Pausa para reflexão. O que está aí em cima é bastante revelador. Nas palavras sábias de M. Badiou (e também, portanto, de Zizek), "sem o horizonte comunista, sem essa Idéia" - com I maiúsculo - "nada no devir histórico e político tem qualquer interesse para um filósofo". O que isso significa, exatamente? Significa que, sem a gloriosa e redentora Idéia comunista, sem esse fetiche, nada, absolutamente nada, se pode fazer, nem pensar. A própria Filosofia (com F maiúsculo) torna-se, portanto, impossível. Ou, dito de outro modo: sem o marxismo, sem a perspectiva comunista e revolucionária, não há Filosofia. Toda a enorme tradição filosófica de milênios, portanto - desde Platão e Aristóteles até Heidegger e Wittgeinstein, de Confúcio a Karl Popper, passando por S. Agostinho e S. Tomás de Aquino -, perderia todo o sentido, seria nada mais do que um exercício fútil e descartável de onanismo mental. A Filosofia, se não estiver a serviço da "hipótese comunista", não é Filosofia, é isso que nos dizem Badiou e Zizek. Daí não ser surpreendente a afirmação que vem logo em seguida: a tarefa dos filósofos - na verdade, sua obrigação, como diz Badiou - se resume a tentar ressuscitar o cadáver, "ajudar no surgimento de uma nova modalidade de existência da hipótese comunista". Tudo o mais - as complexas questões da metafísica e do ser, o debate interminável sobre a realidade das coisas e o infinito etc. - perde completamente qualquer relevância diante desse objetivo sublime (pelo visto, Raymond Aron não estava sendo metafórico quando definiu o marxismo, em um lance de genialidade, como o ópio dos intelectuais...).

Não é preciso ser filósofo para perceber que, por trás desse palavreado empolado, o que existe é uma tremenda picaretagem, a mais pura vigarice intelectual - uma tentativa canhestra de negar o óbvio, a fim de manter acesa a chama da "Idéia" que a História tratou de jogar na lata de lixo junto com outras ideologias totalitárias, como o fascismo e o nazismo. Isso fica claro quando Zizek apresenta a definição do que seria a tal "hipótese comunista", que deve ser preservada apesar de tudo.

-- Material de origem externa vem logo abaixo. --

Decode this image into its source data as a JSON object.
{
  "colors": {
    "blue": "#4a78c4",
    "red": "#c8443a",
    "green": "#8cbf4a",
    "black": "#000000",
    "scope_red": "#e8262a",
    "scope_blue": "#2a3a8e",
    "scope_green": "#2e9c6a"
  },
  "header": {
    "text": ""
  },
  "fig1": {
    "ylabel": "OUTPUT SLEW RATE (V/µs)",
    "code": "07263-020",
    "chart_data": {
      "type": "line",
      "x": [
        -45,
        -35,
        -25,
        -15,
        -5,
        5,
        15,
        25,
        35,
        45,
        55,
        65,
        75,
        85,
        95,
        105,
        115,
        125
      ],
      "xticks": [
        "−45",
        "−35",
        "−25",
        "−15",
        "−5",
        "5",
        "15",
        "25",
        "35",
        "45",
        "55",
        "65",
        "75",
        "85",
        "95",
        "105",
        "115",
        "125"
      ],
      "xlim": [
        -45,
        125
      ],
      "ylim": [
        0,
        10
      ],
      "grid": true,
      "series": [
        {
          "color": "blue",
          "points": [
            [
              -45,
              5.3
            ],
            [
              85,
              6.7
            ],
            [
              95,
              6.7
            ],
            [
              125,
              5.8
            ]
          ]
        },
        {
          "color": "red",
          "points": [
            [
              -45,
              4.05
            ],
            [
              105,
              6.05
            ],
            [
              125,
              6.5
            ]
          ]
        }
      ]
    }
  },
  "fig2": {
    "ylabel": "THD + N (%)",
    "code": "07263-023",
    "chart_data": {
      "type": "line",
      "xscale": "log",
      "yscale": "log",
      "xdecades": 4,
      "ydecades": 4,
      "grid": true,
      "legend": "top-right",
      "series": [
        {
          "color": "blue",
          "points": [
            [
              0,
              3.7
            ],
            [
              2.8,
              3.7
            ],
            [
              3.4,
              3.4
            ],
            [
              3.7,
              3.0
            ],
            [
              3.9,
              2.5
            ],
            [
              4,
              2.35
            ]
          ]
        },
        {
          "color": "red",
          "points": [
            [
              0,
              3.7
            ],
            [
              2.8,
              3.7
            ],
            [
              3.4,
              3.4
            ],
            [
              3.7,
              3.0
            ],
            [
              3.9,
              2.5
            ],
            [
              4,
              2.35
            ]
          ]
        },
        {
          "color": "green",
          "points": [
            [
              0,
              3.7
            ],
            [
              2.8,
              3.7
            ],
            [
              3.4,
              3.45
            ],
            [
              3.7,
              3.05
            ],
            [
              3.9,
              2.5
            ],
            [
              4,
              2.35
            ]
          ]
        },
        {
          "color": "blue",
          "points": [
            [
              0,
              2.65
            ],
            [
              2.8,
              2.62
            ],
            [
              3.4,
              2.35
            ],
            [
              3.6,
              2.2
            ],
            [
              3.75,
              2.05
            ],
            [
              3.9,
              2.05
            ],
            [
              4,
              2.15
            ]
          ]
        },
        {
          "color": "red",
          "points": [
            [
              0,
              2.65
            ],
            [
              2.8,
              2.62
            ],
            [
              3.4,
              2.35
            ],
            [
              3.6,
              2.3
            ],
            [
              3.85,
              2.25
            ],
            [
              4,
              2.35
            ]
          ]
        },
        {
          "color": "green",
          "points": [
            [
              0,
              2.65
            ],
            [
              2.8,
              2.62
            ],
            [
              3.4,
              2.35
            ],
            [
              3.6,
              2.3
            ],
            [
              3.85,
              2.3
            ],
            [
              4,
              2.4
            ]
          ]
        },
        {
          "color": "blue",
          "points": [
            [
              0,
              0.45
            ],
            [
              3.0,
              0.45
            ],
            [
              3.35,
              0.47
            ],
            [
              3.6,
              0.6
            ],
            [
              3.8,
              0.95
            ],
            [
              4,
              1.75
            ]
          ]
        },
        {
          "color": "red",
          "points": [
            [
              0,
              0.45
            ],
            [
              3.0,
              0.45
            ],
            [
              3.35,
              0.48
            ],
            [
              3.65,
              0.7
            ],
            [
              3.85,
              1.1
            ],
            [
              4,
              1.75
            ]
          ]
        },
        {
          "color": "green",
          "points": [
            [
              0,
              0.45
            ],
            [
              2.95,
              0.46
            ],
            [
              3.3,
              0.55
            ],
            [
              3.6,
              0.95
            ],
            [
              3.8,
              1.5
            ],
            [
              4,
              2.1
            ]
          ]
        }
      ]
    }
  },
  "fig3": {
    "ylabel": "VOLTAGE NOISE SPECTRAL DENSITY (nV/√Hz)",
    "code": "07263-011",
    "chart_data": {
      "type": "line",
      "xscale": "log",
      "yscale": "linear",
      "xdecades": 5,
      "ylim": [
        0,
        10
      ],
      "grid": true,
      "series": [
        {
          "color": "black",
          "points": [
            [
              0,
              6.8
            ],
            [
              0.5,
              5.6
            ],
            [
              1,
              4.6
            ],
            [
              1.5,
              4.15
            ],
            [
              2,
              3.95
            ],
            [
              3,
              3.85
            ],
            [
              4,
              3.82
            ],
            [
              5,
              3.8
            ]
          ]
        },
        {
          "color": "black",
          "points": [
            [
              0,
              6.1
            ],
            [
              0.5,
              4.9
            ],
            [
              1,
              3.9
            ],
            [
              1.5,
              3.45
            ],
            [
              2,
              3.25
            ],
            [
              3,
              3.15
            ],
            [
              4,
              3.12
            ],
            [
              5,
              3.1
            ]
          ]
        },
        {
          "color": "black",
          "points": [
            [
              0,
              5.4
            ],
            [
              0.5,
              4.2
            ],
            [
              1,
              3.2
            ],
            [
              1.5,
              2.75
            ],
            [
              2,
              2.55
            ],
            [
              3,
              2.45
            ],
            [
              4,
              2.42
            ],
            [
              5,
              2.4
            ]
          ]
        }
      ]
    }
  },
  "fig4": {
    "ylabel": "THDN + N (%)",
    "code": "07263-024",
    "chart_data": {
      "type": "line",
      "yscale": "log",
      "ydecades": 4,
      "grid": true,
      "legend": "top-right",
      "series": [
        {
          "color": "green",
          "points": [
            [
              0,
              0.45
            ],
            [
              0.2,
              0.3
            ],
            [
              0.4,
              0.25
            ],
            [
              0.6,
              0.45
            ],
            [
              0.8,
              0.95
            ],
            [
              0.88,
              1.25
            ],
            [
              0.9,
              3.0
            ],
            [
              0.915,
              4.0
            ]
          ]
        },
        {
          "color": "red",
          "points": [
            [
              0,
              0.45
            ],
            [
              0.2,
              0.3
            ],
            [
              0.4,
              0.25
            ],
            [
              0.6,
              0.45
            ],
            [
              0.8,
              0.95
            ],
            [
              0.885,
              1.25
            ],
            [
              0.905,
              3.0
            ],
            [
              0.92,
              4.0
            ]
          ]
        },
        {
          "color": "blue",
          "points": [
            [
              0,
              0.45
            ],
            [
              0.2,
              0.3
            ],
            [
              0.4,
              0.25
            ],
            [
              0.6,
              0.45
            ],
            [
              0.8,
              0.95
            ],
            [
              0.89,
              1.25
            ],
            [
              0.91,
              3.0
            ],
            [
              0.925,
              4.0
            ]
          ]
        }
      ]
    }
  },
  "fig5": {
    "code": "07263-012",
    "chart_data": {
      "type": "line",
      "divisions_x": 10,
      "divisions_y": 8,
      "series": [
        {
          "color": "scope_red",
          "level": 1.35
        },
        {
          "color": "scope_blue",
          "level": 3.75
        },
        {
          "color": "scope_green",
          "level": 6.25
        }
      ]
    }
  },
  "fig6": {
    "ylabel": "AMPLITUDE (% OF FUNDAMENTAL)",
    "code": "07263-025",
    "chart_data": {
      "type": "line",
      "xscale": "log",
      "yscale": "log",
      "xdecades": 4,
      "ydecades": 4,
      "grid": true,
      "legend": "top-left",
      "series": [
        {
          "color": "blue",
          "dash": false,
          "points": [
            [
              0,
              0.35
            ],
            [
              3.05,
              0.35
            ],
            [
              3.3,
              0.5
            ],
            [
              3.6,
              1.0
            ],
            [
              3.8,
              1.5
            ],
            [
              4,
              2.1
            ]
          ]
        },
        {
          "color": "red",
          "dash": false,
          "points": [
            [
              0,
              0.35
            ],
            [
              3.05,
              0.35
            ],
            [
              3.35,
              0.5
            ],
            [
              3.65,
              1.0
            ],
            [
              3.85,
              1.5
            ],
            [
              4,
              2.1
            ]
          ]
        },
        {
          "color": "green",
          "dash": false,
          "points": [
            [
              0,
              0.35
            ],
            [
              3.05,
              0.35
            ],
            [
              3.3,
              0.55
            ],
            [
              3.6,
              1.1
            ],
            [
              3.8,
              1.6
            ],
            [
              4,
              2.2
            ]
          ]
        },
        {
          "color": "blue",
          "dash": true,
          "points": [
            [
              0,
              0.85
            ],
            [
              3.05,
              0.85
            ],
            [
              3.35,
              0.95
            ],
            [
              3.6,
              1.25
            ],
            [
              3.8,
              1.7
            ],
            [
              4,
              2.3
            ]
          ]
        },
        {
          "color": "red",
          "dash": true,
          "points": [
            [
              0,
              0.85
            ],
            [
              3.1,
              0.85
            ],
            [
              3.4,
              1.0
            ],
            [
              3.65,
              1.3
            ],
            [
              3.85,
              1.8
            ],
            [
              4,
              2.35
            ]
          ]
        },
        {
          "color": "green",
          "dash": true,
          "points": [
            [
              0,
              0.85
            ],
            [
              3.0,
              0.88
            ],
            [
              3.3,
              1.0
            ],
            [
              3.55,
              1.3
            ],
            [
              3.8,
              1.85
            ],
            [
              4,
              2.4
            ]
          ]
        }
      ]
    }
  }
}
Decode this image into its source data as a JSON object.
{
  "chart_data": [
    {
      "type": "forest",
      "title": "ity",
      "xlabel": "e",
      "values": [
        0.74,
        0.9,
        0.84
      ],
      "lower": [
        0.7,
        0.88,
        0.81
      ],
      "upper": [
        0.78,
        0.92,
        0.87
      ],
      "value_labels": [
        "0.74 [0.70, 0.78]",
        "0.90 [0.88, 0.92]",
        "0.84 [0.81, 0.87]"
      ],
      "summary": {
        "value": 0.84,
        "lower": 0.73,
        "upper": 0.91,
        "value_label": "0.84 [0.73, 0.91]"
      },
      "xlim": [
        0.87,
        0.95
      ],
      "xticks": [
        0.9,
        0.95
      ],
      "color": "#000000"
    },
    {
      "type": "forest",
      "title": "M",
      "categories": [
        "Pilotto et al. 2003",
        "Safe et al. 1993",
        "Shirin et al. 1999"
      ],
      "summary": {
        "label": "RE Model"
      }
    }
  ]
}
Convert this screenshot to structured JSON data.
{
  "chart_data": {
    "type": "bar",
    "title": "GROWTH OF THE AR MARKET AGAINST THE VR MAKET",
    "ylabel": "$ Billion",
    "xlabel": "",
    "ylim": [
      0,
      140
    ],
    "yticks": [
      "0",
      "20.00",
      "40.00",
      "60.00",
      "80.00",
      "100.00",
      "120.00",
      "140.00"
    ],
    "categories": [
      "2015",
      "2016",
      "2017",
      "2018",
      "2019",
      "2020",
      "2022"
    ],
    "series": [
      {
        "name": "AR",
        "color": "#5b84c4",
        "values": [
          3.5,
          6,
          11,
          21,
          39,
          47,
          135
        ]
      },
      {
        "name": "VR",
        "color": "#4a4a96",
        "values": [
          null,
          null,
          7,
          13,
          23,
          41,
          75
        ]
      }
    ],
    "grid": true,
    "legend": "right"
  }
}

Segundo Zizek, o capitalismo global está assentado em quatro antagonismos, a saber: 1) "a ameaça premente de catástrofe ecológica"; 2) "a inadequação da propriedade privada para a chamada propriedade intelectual"; 3) "as implicações socioéticas dos novos desenvolvimentos tecnocientíficos, especialmente no campo da engenharia genética"; e - o mais importante para Zizek - 4) "as novas formas de segregação social - os novos muros e favelas". Os três primeiros são o que Zizek chama de "commons", usando uma terminologia emprestada dos teóricos marxistas Michael Hardt e Antonio Negri: são os bens comuns a toda a humanidade, que constituem "a substância compartilhada do nosso ser social, cuja privatização é um ato violento ao qual se deve resistir, se necessário, pela força". "Contudo", prossegue Zizek, "é apenas o quarto antagonismo, o dos excluídos, que justifica o termo comunismo".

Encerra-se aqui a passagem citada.